Nefis Rabbini tanımak istemiyor; firavunana kendine rububiyet istiyor. Ne kadar azaplar çektirilse, o damar onda kalır. Fakat açlıkla o damarı kırılır. İşte, Ramazan-ı Şerifteki oruç, doğrudan doğruya nefsin firavunluk cephesine darbe vurur, kırar. Aczini, zaafını, fakrını gösterir, abd olduğunu bildirir.Nefis terbiyesinde, nefsin başını eğen ve inat damarını kıran reçete oruçtur. İçinde bulunduğumuz Rahmetin ziyadeleştiği bu aylarda, Ramazan-ı Şerife, nefsi, ruhu, bedeni, aklı hazırlamanın mevsimine girdik. Ömür diliminde çok şükür ki bir kez daha ulaşmayı nasip buyurdu Cenab-ı Allah.Şimdi dönüp nefsimizin durduğu yere bir bakma zamanı. Sen kimsin, nesin, bu dünyada necisin? demenin en elzem olduğu mevsime girdik. Aslında bu soruları her daim sormalı kişi kendine, lakin şimdilerde sorulmasına, sorgulanmasına, nefsin duruşuna verilen mükafatların/mücazatların katlandığı zamandayız.Dikkat edelim ve biz kendimiz olmaktan dışarı çıkmayalım.

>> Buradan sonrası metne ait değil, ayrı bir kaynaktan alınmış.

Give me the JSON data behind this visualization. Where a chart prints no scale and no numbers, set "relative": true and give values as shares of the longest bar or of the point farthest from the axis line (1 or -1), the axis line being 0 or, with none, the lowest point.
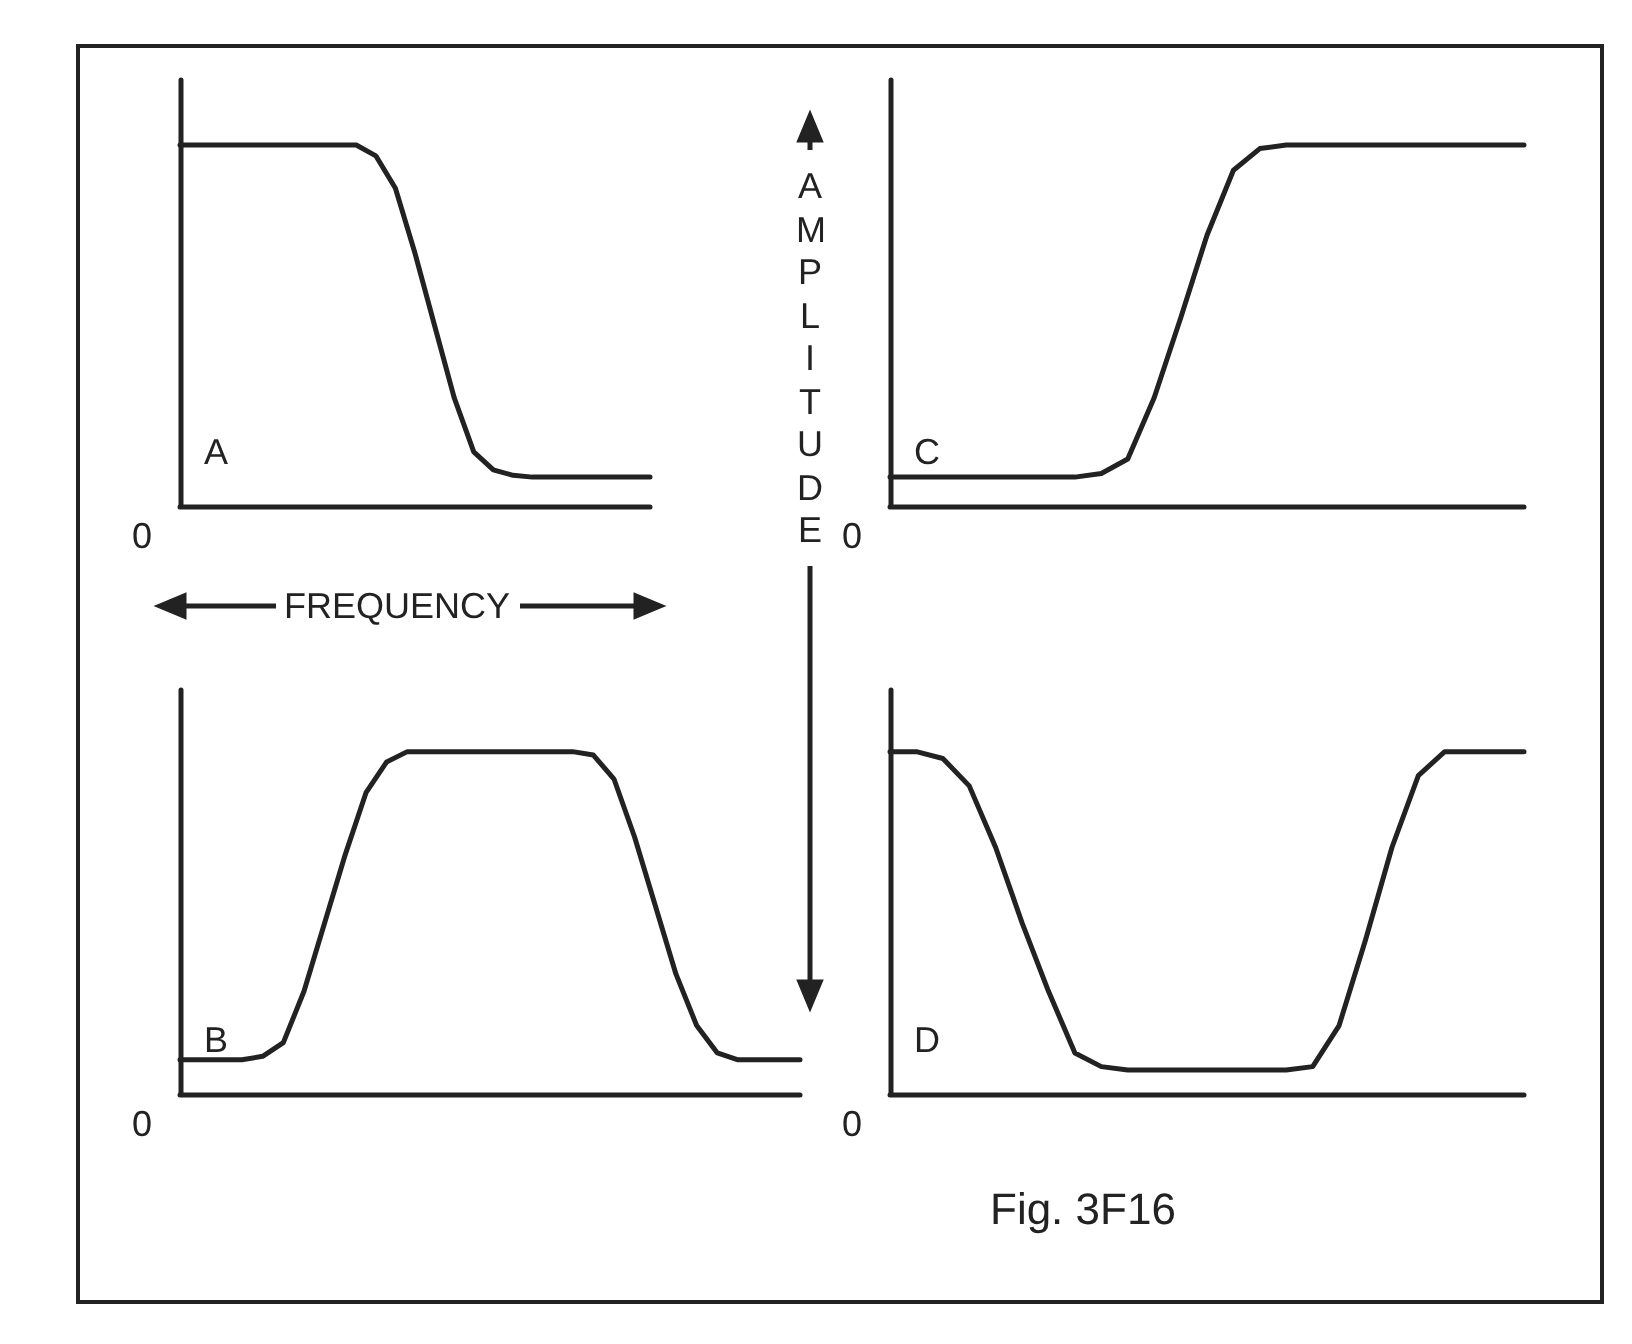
{
  "chart_data": [
    {
      "type": "line",
      "relative": true,
      "xlabel": "FREQUENCY",
      "annotations": [
        "A",
        "0"
      ],
      "marker": "none",
      "line_style": "solid",
      "color": "#222222",
      "categories": [
        null,
        null,
        null,
        null,
        null,
        null,
        null,
        null,
        null,
        null,
        null,
        null,
        null,
        null,
        null,
        null,
        null,
        null,
        null,
        null,
        null,
        null,
        null,
        null,
        null
      ],
      "values": [
        1,
        1,
        1,
        1,
        1,
        1,
        1,
        1,
        1,
        1,
        0.97,
        0.88,
        0.7,
        0.5,
        0.3,
        0.15,
        0.1,
        0.085,
        0.08,
        0.08,
        0.08,
        0.08,
        0.08,
        0.08,
        0.08
      ]
    },
    {
      "type": "line",
      "relative": true,
      "ylabel": "AMPLITUDE",
      "annotations": [
        "C",
        "0"
      ],
      "marker": "none",
      "line_style": "solid",
      "color": "#222222",
      "categories": [
        null,
        null,
        null,
        null,
        null,
        null,
        null,
        null,
        null,
        null,
        null,
        null,
        null,
        null,
        null,
        null,
        null,
        null,
        null,
        null,
        null,
        null,
        null,
        null,
        null
      ],
      "values": [
        0.08,
        0.08,
        0.08,
        0.08,
        0.08,
        0.08,
        0.08,
        0.08,
        0.09,
        0.13,
        0.3,
        0.52,
        0.75,
        0.93,
        0.99,
        1,
        1,
        1,
        1,
        1,
        1,
        1,
        1,
        1,
        1
      ]
    },
    {
      "type": "line",
      "relative": true,
      "annotations": [
        "B",
        "0"
      ],
      "marker": "none",
      "line_style": "solid",
      "color": "#222222",
      "categories": [
        null,
        null,
        null,
        null,
        null,
        null,
        null,
        null,
        null,
        null,
        null,
        null,
        null,
        null,
        null,
        null,
        null,
        null,
        null,
        null,
        null,
        null,
        null,
        null,
        null,
        null,
        null,
        null,
        null,
        null,
        null
      ],
      "values": [
        0.1,
        0.1,
        0.1,
        0.1,
        0.11,
        0.15,
        0.3,
        0.5,
        0.7,
        0.88,
        0.97,
        1,
        1,
        1,
        1,
        1,
        1,
        1,
        1,
        1,
        0.99,
        0.92,
        0.75,
        0.55,
        0.35,
        0.2,
        0.12,
        0.1,
        0.1,
        0.1,
        0.1
      ]
    },
    {
      "type": "line",
      "relative": true,
      "annotations": [
        "D",
        "0",
        "Fig. 3F16"
      ],
      "marker": "none",
      "line_style": "solid",
      "color": "#222222",
      "categories": [
        null,
        null,
        null,
        null,
        null,
        null,
        null,
        null,
        null,
        null,
        null,
        null,
        null,
        null,
        null,
        null,
        null,
        null,
        null,
        null,
        null,
        null,
        null,
        null,
        null
      ],
      "values": [
        1,
        1,
        0.98,
        0.9,
        0.72,
        0.5,
        0.3,
        0.12,
        0.08,
        0.07,
        0.07,
        0.07,
        0.07,
        0.07,
        0.07,
        0.07,
        0.08,
        0.2,
        0.45,
        0.72,
        0.93,
        1,
        1,
        1,
        1
      ]
    }
  ]
}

Kötü giden bu günlerde Allahım yar ve yardımcımız olsun.Bizim bir tek sığınağımız var o da Allah’u tealadır. Sözlerime Nasrettin Hocanın bir fıkrasıyla bitiriyorum. Nasreddin Hoca, bir gün tanımadığı bir yerde düğüne gider. Davetsiz misafir ya, kılık kıyafeti düzgün ve iyi olmadığı için itibar ve iltifat görmez, kapıdan geri çevrilir. Hoca, bu duruma çok bozulur. Hemen evine gider, gösterişli libasını ve kürkünü üstüne geçirir tekrar düğüne gider. Bu sefer itibar ve iltifatın sınırı yoktur. Başköşeye oturtulur. Yemekler gelince sofraya buyur edilir. Hoca sofranın başına kürkünü yerleştirip, “Ye kürküm ye. Bu iltifat ve ikram bana değil, sanadır.” der. Ders alana çok bile...
 
Kılığın yerinde mi ye kürküm ye Sarığın yerinde mi ye kürküm ye
Ahlak, karakter neymiş, hak getire Yeni kürkü giyince mi ye kürküm ye.

İşte böyle, insanın kişiliğine, kültürüne, bilgisine değil de dış görünüşüne değer verilen durumlar için kullanılır bu deyim. Her devirde itibar paraya, pula ve çuladır. Asıl olan insanın özü güzel, sözü güzel, çulu da güzelse amenna! Böylelerini arayıp bulmak çok zor. Sinoplu Diyojen'in gündüz fenerle insan aramasına benzer bu.
Bugün itibar, üstündeki çula, altındaki arabaya, sahip olduğun gelip geçici unvan ve makamadır.